On the surface, the first quarter venture capital funding report by National Venture Capital Association and PriceWaterhouseCoopers looks like another downward trend for venture capital deal flow in the life science sector. But if you dig a little deeper there are some positive trends, too.
Biotechnology companies attracted $1.1 billion across 112 deals, putting the sector second only to software. In a phone interview, Greg Vlahos, a partner with Pwc, observed that the initial public offering window has proved attractive for quite a few biotech companies, but it has also led to a fall-off in the number of later stage venture capital deals.
Quarterly venture capital investment rose 12 percent, but the number of deals sank 14 percent compared to the fourth quarter of 2013 when $8.4 billion was invested in 1,112 deals.
Despite a decline in deal volume, the medical device sector came in for some good news for the first quarter of the year.
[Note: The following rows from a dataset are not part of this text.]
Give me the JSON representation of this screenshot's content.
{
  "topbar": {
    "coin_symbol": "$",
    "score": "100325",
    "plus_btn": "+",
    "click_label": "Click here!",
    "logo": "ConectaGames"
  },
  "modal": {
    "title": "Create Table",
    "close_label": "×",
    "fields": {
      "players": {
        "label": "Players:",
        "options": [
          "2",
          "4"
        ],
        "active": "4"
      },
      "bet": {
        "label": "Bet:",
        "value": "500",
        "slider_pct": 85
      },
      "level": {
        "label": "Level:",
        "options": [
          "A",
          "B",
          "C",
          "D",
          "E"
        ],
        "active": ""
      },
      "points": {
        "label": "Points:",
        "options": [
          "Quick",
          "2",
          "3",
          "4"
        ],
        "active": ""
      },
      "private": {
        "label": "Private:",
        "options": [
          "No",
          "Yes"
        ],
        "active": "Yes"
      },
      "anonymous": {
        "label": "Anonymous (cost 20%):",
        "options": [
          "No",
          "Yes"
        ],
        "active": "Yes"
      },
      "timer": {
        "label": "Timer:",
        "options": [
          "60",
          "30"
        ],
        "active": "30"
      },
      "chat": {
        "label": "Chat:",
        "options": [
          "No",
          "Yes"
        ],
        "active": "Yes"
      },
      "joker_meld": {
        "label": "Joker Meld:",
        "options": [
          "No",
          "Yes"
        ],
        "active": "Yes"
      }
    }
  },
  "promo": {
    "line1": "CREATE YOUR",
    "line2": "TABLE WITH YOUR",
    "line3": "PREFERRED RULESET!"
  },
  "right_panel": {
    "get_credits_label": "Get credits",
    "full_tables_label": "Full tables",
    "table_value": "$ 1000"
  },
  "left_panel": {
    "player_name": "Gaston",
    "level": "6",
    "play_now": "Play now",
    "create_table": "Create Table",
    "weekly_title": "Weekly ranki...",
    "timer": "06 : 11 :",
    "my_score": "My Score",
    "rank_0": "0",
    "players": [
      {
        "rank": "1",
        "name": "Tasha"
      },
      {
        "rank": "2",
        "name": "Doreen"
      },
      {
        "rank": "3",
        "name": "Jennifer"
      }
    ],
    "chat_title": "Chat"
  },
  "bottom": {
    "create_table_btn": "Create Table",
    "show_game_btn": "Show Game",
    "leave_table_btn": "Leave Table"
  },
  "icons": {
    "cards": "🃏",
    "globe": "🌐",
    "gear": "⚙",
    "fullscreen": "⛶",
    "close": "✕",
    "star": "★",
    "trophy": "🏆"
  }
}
Sure, volume slackened to the tune of 37 percent over the fourth quarter, but venture investment rose 28 percent to $588 million across 61 deals. That’s the biggest positive change since 2012. Vlahos attributed the increase to greater competition for good deals.
He added that seed funding for medical device companies rose in the first quarter because of the lack of liquidity for these companies in the IPO market. First-time financing in the life sciences sector fell 38 percent in dollars from the prior quarter to $258 million going into 36 companies. Across industries, the average first-time deal in the first quarter was $4.4 million, approximately the same as in the prior quarter.
Mature biotech and medical device companies secured more funding at the later stage. Total deal flow in the life science sector in the first quarter — a combination of biotechnology and medical devices — fell 10 percent in dollars and 28 percent in deal volume compared with the fourth quarter last year.